How to avoid the Promotions Tab in Gmail

While making sure your emails work in *all* inboxes is great, it doesn't hurt to focus on the masses and make sure you're driving high-converting emails to the largest majority of your audience.  Gmail is a huge provider of email and making your Recapture emails deliver properly is key for making your abandoned cart, winback and other campaigns successful.

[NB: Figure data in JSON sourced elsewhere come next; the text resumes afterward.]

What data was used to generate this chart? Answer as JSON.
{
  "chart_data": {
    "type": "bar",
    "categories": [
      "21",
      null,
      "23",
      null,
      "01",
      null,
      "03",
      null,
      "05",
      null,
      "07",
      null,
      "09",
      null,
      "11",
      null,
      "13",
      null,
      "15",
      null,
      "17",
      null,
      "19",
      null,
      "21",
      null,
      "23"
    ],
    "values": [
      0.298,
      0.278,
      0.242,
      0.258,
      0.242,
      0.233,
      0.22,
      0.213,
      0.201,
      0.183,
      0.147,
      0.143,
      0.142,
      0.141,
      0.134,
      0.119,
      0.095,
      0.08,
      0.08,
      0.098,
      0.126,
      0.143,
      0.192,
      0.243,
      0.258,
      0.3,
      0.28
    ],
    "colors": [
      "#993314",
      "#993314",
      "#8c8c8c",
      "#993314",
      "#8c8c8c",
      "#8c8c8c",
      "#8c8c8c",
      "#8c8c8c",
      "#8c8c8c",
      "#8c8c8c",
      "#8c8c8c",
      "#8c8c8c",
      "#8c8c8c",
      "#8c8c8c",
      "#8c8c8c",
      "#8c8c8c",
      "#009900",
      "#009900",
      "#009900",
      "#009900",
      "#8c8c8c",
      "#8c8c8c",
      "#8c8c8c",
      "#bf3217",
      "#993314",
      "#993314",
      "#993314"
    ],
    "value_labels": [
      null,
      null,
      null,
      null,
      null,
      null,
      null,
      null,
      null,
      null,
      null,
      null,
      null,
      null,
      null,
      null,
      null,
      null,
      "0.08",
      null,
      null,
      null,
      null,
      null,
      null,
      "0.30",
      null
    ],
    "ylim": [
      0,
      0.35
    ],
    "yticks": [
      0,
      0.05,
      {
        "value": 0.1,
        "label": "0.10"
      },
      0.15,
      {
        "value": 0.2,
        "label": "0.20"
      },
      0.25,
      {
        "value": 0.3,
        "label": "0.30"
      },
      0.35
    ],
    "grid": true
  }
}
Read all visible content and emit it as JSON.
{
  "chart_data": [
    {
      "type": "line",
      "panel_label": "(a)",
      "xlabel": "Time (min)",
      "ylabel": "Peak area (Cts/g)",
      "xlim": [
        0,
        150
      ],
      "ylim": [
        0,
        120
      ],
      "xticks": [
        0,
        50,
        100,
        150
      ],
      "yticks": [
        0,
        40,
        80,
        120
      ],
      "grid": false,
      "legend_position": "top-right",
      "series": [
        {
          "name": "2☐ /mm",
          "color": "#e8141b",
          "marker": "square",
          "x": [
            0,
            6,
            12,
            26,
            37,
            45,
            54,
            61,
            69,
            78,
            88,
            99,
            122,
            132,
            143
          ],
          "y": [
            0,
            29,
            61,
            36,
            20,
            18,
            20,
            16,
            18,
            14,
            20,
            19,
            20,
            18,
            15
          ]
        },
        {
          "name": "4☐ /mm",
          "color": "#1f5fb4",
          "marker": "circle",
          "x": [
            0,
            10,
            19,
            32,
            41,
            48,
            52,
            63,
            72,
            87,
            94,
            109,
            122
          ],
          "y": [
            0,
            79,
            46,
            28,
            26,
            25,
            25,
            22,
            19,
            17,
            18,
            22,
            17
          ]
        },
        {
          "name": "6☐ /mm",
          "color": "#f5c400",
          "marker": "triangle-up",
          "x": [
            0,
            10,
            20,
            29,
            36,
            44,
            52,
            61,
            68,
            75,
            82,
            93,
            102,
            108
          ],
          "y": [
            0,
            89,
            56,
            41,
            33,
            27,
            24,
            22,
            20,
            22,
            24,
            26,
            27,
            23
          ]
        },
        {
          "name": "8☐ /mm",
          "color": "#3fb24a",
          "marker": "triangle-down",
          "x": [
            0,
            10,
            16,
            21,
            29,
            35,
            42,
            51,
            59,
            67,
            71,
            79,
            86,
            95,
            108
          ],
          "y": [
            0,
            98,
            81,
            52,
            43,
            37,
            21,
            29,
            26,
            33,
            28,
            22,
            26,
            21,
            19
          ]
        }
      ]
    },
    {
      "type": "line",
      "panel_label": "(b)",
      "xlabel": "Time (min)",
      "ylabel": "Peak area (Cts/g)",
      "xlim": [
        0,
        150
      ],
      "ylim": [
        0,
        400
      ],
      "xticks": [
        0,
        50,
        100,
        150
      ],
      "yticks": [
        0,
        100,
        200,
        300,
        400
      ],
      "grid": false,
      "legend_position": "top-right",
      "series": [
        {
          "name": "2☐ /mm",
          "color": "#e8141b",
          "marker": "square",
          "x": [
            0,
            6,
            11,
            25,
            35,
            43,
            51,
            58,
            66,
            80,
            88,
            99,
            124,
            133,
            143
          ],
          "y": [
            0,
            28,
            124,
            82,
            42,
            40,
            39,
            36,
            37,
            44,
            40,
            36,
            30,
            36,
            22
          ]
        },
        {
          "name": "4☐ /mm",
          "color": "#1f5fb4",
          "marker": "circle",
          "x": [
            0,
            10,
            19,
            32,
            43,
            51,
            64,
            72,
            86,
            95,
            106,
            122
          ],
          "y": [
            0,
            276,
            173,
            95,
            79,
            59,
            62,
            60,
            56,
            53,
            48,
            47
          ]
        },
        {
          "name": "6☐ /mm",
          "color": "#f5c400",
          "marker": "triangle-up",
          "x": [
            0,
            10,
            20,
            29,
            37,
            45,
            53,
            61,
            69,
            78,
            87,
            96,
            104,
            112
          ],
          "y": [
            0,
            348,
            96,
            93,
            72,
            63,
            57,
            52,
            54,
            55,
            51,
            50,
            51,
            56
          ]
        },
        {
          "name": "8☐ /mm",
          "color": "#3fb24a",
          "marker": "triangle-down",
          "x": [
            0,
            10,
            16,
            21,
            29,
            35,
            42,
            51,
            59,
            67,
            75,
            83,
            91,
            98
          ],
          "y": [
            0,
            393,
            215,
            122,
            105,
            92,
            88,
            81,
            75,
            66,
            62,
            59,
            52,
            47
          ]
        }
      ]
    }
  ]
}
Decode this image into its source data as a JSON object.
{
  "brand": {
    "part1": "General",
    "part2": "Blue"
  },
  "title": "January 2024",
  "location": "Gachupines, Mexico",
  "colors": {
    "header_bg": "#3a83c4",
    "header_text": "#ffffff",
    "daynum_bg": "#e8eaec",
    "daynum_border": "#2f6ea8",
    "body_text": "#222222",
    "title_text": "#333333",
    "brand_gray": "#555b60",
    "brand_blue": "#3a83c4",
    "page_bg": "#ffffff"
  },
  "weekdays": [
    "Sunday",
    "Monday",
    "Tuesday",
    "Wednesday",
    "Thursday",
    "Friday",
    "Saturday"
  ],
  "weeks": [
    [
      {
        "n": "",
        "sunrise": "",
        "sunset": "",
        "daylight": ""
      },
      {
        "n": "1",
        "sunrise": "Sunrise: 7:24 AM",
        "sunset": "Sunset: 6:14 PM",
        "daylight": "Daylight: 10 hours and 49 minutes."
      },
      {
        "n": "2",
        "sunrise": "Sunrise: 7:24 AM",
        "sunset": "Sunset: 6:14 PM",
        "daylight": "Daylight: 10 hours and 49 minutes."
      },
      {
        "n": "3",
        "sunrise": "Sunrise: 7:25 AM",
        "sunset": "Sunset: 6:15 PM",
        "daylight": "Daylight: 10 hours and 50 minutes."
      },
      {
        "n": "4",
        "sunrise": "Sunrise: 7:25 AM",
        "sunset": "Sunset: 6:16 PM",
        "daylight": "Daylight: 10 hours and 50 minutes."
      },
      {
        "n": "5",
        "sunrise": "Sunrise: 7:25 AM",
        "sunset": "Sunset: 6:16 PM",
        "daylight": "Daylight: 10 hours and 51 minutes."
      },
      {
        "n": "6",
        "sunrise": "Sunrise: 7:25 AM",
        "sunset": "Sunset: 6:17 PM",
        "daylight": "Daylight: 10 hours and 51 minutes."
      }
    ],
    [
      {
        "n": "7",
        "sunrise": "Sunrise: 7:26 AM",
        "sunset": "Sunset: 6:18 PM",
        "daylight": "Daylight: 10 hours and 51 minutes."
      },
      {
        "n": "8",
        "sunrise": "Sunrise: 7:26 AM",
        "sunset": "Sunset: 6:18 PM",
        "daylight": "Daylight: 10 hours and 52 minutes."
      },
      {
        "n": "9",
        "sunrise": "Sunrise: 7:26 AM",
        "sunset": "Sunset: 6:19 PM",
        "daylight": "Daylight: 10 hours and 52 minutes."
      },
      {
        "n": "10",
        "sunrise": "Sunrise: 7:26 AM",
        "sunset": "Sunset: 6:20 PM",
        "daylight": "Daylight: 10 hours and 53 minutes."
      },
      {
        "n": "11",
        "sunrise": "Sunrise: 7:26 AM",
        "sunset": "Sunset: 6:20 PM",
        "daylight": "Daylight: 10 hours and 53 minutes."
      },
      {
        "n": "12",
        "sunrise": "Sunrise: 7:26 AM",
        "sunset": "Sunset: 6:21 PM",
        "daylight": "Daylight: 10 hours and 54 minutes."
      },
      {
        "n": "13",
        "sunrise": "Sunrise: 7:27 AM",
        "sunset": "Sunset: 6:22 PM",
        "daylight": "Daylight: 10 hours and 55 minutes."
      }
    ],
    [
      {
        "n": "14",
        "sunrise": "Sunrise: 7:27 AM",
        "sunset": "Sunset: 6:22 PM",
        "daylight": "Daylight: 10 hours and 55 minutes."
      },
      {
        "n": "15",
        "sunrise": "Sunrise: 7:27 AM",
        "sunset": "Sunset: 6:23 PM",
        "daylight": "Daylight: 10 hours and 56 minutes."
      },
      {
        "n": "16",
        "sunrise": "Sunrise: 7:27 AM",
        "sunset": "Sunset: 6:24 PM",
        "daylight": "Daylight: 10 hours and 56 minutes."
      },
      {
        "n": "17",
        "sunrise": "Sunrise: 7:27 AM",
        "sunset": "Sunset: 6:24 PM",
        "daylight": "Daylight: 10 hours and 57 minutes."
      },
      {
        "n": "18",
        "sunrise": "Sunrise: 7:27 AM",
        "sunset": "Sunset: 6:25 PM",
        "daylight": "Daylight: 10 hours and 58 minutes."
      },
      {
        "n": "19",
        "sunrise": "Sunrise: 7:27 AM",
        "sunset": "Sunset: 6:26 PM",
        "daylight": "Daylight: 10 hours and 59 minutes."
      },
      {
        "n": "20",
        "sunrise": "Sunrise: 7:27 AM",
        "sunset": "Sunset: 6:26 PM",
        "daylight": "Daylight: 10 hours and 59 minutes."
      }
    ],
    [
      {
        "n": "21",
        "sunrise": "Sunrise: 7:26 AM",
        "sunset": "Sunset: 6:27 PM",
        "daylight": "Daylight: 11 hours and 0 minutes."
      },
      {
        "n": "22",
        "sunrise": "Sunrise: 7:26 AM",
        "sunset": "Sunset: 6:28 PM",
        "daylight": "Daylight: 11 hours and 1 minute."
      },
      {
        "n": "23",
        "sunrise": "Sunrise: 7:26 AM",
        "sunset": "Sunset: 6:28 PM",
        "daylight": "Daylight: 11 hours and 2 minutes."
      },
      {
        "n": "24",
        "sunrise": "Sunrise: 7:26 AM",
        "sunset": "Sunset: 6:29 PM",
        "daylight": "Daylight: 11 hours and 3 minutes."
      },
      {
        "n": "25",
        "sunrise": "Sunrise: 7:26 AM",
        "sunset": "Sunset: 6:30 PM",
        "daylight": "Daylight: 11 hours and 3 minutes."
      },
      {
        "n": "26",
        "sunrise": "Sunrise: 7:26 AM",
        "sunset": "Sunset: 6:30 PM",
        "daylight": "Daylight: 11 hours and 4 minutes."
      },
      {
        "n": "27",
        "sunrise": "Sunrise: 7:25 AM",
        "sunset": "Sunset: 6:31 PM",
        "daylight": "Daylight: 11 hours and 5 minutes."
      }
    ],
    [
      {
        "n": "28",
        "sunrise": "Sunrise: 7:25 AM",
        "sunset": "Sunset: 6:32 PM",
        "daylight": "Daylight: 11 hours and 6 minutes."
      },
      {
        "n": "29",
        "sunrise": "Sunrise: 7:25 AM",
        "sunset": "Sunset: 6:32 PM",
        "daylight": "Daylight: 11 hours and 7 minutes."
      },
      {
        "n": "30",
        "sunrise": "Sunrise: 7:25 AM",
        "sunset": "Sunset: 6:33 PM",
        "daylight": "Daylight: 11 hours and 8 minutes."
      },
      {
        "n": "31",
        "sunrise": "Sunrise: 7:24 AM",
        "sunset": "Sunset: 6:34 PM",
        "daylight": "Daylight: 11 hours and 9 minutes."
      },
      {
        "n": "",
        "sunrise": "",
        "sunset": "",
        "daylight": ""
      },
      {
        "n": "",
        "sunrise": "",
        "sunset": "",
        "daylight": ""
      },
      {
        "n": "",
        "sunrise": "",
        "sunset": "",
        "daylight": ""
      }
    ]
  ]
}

Here are some specific tips we recommend to help you stay off the Promotions tab and in the primary Inbox for Gmail

  1. Image to text ratio is one of the biggest things that impact promotions vs primary tab. 100% image-based emails will most likely not cut it. Make sure your emails have a solid mix of live text + live buttons.  There's no ratio rule published by Google, but we've found emails that are ~60% or greater live text + live buttons hit the primary inbox much more often than promotions. Plus, emails with more live text + buttons are great for deliverability and accessibility long term.
  2. Ask your recipients to reply to the email and tell you where it landed:  Replies will help improve deliverability, and asking your customers to tell you that information is both helpful and valuable for feedback.
  3. Include instructions to move the email from Promotions to Primary:  Adding some simple instructions (which are easy to Google: can signal to Gmail that they made a mistake and it will improve later deliveries by doing this.
  4. Subject lines that include sales language may trigger the promotions tab by itself. Trigger words are not "a thing" anymore, despite what you may have heard.  But even with that said, certain words can increase your probability of landing in promotions because Gmail is trying to guess if you are promoting things or not.  Some brands can get away with it, but if your emails routinely have "XX% off!" or "limited-time" or any other promotional type language, they may automatically get filtered out.  Try to find unique angles to take with subject lines and preview texts! Either engage more personally with your customers or pull tidbits of copy from the email's body that are less promotional and more fun or eye-catching
  5. Your reply-to address matters! If your emails are being sent from email addresses with "no-reply" or similar, there is a GOOD chance that Gmail will automatically throw you into promotions. Try to use team/help/ and have replies forwarded to your helpdesk.  And with Recapture, using a custom sender domain will definitely help you stay off the Promotions tab by matching your sending domain with the reply to domain.
  6. Try to reduce the number of blocks in your email, as well as the different styles of text, headings, etc.  When sending emails to colleagues, you're more than likely using paragraphs and maybe some bolded or underlined sentences. Nothing fancy, right?  If you're doing the exact opposite for your brand's emails, Gmail can easily recognize that as an email that shouldn't be in a user's primary inbox. Combat this by reusing global styles and limited the different types of formatting your text has in an email.
  7. Make sure to preview your emails in a Gmail client before your start your Recapture campaigns (easy to forget when using Apple mail, outlook, etc). Most of the time, you can tell if an email is going to the promotions tab simply by sending yourself a preview in Recapture to a Google inbox and seeing where it lands.  This is definitely not fool-proof, as I have had emails that hit primary during a preview but still hit promotions after pressing send. However, if your email is hitting promotions during a preview, there's a very good chance that's going to hold true for your main send.

You'll never 100% guarantee that an email will hit the primary tab. At the end of the day, Google does what Google wants to.  This is true of all email clients, not just Google.

However, using these best practices regularly, you may start to see some emails perform better and generate more revenue per send.